Post by Samuel Beswick, Frank Knox Memorial Fellow, SJD candidate, Harvard Law School
* At the outset I should disclose that I had a hand in drafting the plaintiffs’ claim as a solicitor at Meredith Connell, New Zealand, in 2012/13.
Although the paradigm case of a tort suit against a product manufacturer involves a claim of personal injury caused by the manufacturer’s allegedly defective product, there is a wealth of litigation concerning products whose defects do not pose a risk of personal injury. For example, currently progressing through the District Court of Minnesota is a class-action product liability lawsuit, which consolidates claims arising in eight states against James Hardie Building Products Inc. in respect of its allegedly defective Hardiplank cladding product. The plaintiffs contend that Hardiplank fails prematurely by allowing moisture ingress, which causes damage to underlying building structures and adjoining property. Their claims sound in negligence, breach of express and implied warranties, and breach of consumer protection legislation. The plaintiffs might find some reassurance in last Friday’s decision of the Supreme Court of New Zealand: Carter Holt Harvey Limited v. Minister of Education  NZSC 95.
New Zealand has weathered a ‘leaky building crisis’ over the past two decades, the aftermath of a perfect storm of relaxed regulatory standards, sloppy construction practices, poor building design and extensive use of allegedly defective cladding products. Belying the myth that New Zealand ‘did away’ with tort law entirely, tort claims surged in response. Numerous cases have extended negligence liability in New Zealand to local councils (for negligent building inspections), builders, project managers, architects and engineers.
But until recently, claims against cladding product manufacturers proved slippery. Few seemed to be filed, and those that were settled quickly. That is until the Government intervened: not through legislating or policymaking, but by filing the country’s first product liability class-action lawsuit, on behalf of every public school (through its Board of Trustees) suffering weathertightness issues across the country. Two defendants (including James Hardie’s New Zealand subsidiary, which halted share trading upon being served with the lawsuit) promptly settled. The third, Carter Holt Harvey Limited (CHH), last week lost its bid to strike out (dismiss) the proceedings.
The New Zealand courts have confirmed as arguable all five of the Minister of Education’s claims based on (a) negligence in relation to the design, manufacture and/or supplying of defective cladding product; (b) breach of guarantees as to acceptable quality, compliance with description and express guarantees under the Consumer Guarantees Act; (c) negligent misstatement; (d) negligent failure to warn; and (e) misleading and deceptive conduct under the Fair Trading Act. The case is to be set down for trial. Meanwhile, two further consumer class actions are now underway.

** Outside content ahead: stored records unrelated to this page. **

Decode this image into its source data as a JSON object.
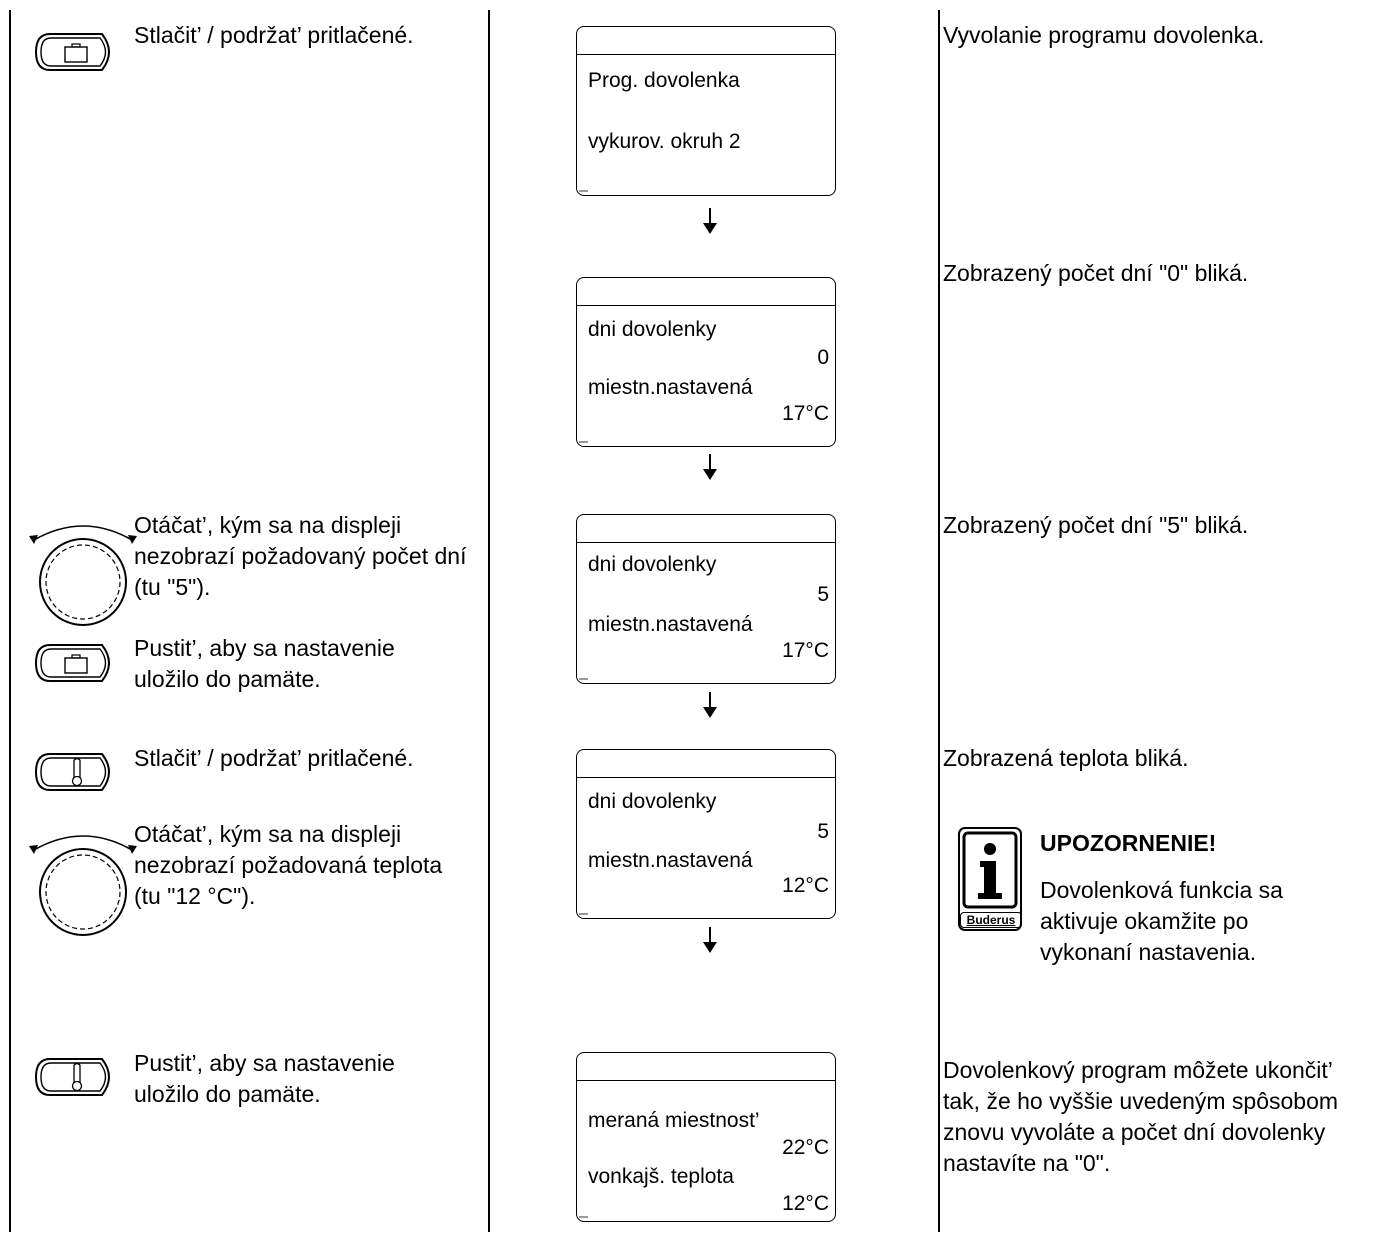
{
  "steps": {
    "press_hold_1": "Stlačit’ / podržat’ pritlačené.",
    "rotate_days": "Otáčat’, kým sa na displeji nezobrazí požadovaný počet dní (tu \"5\").",
    "release_1": "Pustit’, aby sa nastavenie uložilo do pamäte.",
    "press_hold_2": "Stlačit’ / podržat’ pritlačené.",
    "rotate_temp": "Otáčat’, kým sa na displeji nezobrazí požadovaná teplota (tu \"12 °C\").",
    "release_2": "Pustit’, aby sa nastavenie uložilo do pamäte."
  },
  "displays": [
    {
      "line1": "Prog. dovolenka",
      "line2": "vykurov. okruh 2"
    },
    {
      "line1": "dni dovolenky",
      "value1": "0",
      "line2": "miestn.nastavená",
      "value2": "17°C"
    },
    {
      "line1": "dni dovolenky",
      "value1": "5",
      "line2": "miestn.nastavená",
      "value2": "17°C"
    },
    {
      "line1": "dni dovolenky",
      "value1": "5",
      "line2": "miestn.nastavená",
      "value2": "12°C"
    },
    {
      "line1": "meraná miestnost’",
      "value1": "22°C",
      "line2": "vonkajš. teplota",
      "value2": "12°C"
    }
  ],
  "descriptions": {
    "d1": "Vyvolanie programu dovolenka.",
    "d2": "Zobrazený počet dní \"0\" bliká.",
    "d3": "Zobrazený počet dní \"5\" bliká.",
    "d4": "Zobrazená teplota bliká.",
    "d5": "Dovolenkový program môžete ukončit’ tak, že ho vyššie uvedeným spôsobom znovu vyvoláte a počet dní dovolenky nastavíte na \"0\"."
  },
  "note": {
    "title": "UPOZORNENIE!",
    "text": "Dovolenková funkcia sa aktivuje okamžite po vykonaní nastavenia.",
    "logo_text": "Buderus"
  },
  "icons": {
    "holiday_button": "suitcase-button-icon",
    "temp_button": "thermometer-button-icon",
    "rotary_knob": "rotary-knob-icon",
    "flow_arrow": "arrow-down-icon",
    "info": "info-icon"
  }
}
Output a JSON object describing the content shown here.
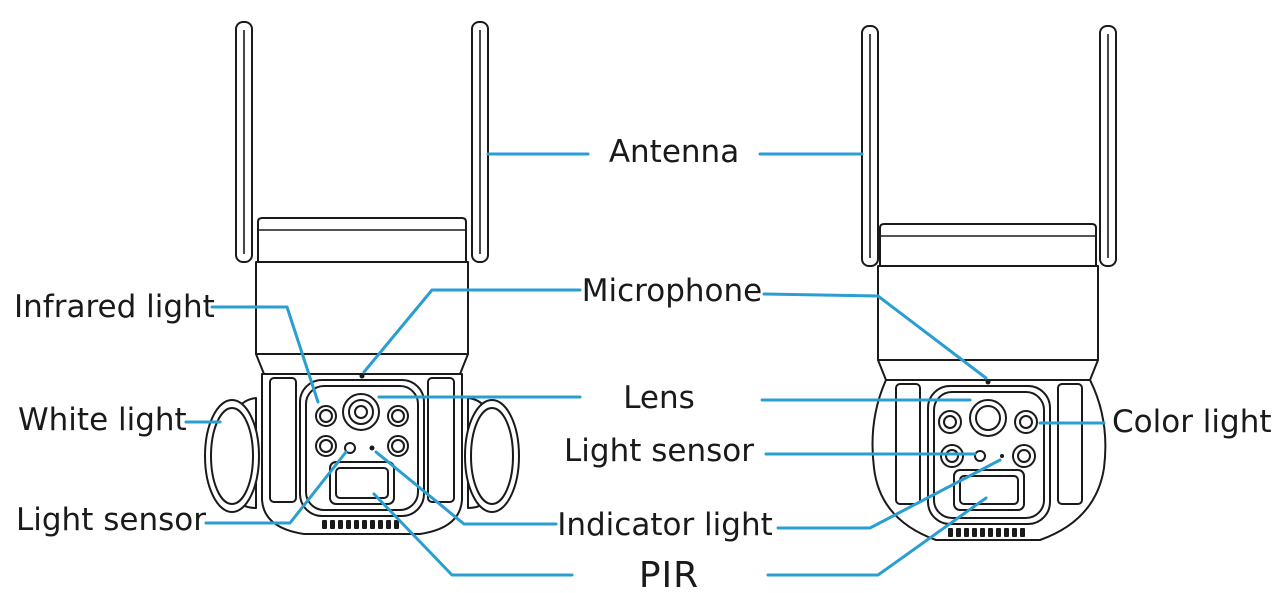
{
  "labels": {
    "antenna": "Antenna",
    "microphone": "Microphone",
    "infrared_light": "Infrared light",
    "white_light": "White light",
    "light_sensor_left": "Light sensor",
    "lens": "Lens",
    "light_sensor_center": "Light sensor",
    "indicator_light": "Indicator light",
    "pir": "PIR",
    "color_light": "Color light"
  },
  "colors": {
    "leader_line": "#2a9ed1",
    "outline": "#1a1a1a",
    "background": "#ffffff"
  }
}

The CHH lawsuit highlights two points of particular interest for tort lawyers. First, New Zealand stands almost unique in the common law world by not restricting product defect claims in tort to cases of personal injury or property damage. The Court of Appeal’s judgment confirmed that “New Zealand courts have firmly rejected a clear delineation between economic loss and physical damage in terms of recoverable loss.” That approach has encouraged a stream of negligence-based leaky building litigation in the country, which seems far from running dry. Contrast In re Hardieplank Fiber Cement Siding Litig. (Case No. 12-MD-2359), where almost all claims in negligence were dismissed as contrary to the economic loss doctrine (the cause of action remains only for a Minnesota subclass).
Secondly, the plaintiffs have secured against cladding manufacturers more favorable treatment on the issue of the limitations period for suit than others in the building industry. CHH failed to avail itself of a statutory “10 year longstop” limitation period for civil proceedings relating to building work, the Court accepting that cladding products were “building elements”, as distinct from “building work” to which the longstop applies. Building elements are a product, not a process, and they are intended to last the life of their warranty (at least 15 years). As the statutory 6-year limitation period for tort claims runs from the time hidden defects became “reasonably discoverable”, prompt plaintiffs may be able to assert product liability claims dating back even into the 1990s.
In a jurisdiction where tort duties have been imposed across the construction industry, it is right that cladding product manufacturers too should be held to account. Manufacturers’ arguments that the problem is not their product—but poor installation and maintenance—hardly seem compelling when hundreds of schools and tens of thousands of houses across the country wrapped in modern composite cladding systems are systemically failing. But the evidence will determine that question, soon enough.